Dua direksi holding BUMN PT Perkebunan Nusantara III (Persero) resmi ditetapkan tersangka suap oleh Komisi Pemberantasan Korupsi (KPK).
Kedua direksi PTPN III ditetapkan sebagai tersangka dugaan suap distribusi gula di PTPN III tahun 2019. Keduanya adalah Direktur Utama PTPN III Dolly Pulungan dan Direktur Pemasaran I Kadek Kertha Laksana.
Selain dua direksi tersebut, KPK juga menetapkan tersangka lainnya yakni bos PT Fajar Mulia Transindo (FMT) Pieko Nyotosetiadi.
"Setelah melakukan pemeriksaan sebagaimana diatur dalam KUHAP, dilanjutkan dengan gelar perkara, KPK tingkatkan tiga orang tersangka dalam proyek di Dinas PUPR Kabupaten Muara Enim," kata Wakil Ketua KPK Laode M Syarief, saat konfrensi pers, di gedung Merah Putih KPK, Jakarta Selatan, Selasa (3/9).
Ketiganya ditetapkan sebagai tersangka setelah sebelumnya terjaring dalam operasi tangkap tangan (OTT) pada Senin (2/9) hingga Selasa (3/9). Dalam giat tersebut KPK turut mengamankan uang sebesar 345.000 dolar Singapura yang merupakan fee terkait distribusi gula tersebut.
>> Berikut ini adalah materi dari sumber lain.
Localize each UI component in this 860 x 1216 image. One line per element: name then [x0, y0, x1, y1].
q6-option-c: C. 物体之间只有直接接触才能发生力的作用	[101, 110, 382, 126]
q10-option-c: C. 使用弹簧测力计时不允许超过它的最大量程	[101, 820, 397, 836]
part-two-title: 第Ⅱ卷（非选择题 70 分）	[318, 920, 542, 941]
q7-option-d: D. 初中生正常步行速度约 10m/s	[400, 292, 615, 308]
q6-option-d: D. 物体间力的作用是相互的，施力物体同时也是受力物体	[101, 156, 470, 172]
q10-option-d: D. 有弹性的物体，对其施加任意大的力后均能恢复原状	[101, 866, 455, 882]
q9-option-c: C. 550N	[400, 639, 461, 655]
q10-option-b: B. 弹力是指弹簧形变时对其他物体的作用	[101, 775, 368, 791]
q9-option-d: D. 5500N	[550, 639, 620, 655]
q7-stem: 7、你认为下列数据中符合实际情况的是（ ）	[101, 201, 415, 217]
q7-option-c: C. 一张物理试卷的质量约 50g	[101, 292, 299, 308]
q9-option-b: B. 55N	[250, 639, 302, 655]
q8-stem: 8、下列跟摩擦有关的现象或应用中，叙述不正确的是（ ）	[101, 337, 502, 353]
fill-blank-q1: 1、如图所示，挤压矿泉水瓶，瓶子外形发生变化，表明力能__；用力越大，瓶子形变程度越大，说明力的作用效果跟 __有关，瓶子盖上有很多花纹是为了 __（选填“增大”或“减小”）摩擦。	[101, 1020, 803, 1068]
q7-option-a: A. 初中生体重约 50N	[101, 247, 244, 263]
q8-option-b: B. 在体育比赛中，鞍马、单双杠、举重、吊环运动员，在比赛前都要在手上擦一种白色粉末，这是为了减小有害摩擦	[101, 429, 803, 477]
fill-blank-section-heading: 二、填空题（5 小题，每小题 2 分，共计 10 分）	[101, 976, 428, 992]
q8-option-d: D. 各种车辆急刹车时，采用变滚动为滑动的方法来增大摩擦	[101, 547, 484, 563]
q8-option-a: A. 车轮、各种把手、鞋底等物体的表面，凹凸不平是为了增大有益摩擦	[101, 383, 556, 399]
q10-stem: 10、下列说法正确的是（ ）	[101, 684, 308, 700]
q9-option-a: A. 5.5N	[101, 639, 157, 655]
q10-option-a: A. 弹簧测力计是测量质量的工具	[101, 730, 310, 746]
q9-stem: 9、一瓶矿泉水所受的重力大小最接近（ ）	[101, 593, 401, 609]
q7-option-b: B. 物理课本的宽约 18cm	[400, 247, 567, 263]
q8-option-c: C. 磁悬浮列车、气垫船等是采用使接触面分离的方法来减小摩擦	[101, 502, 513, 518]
Laode menyayangkan para pihak yang terlibat suap tersebut melakukan praktik lancung dalam distribusi gula. Seharusnya dalam menjalankan wewenang dalam mengelola distribusi gula, sambung Laode, para pihak tidak melakukan praktik lancung yang diduga memperkaya diri sendiri.
"Padahal Gula merupakan salah satu kebutuhan dasar dari masyarakat Indonesia. KPK mengecam pihak-pihak yang mengambil keuntungan pribadi dengan cara korupsi terkait bahan pokok seperti ini," ungkap Laode.
Sebagai pihak yang diduga pemberi, Pieko dijerat dengan Pasal 5 ayat (1) huruf a atau huruf b atau Pasal 13 Undang-Undang Nomor 31 Tahun 1999 sebagaimana telah diubah dengan Undang-Undang Nomor 20 Tahun 2001 tentang Pemberantasan Tindak Pidana Korupsi.
Sedangkan pihak yang diduga penerima, Dolly Pulungan dan I Kadek disangkakan melanggar Pasal 12 huruf a atau huruf b atau Pasal 11 Undang-Undang Nomor 31 Tahun 1999 sebagaimana telah diubah dengan Undang-Undang Nomor 20 Tahun 2001 tentang Pemberantasan Tindak Pidana Korupsi jo Pasal 55 ayat (1) ke-1 KUHP.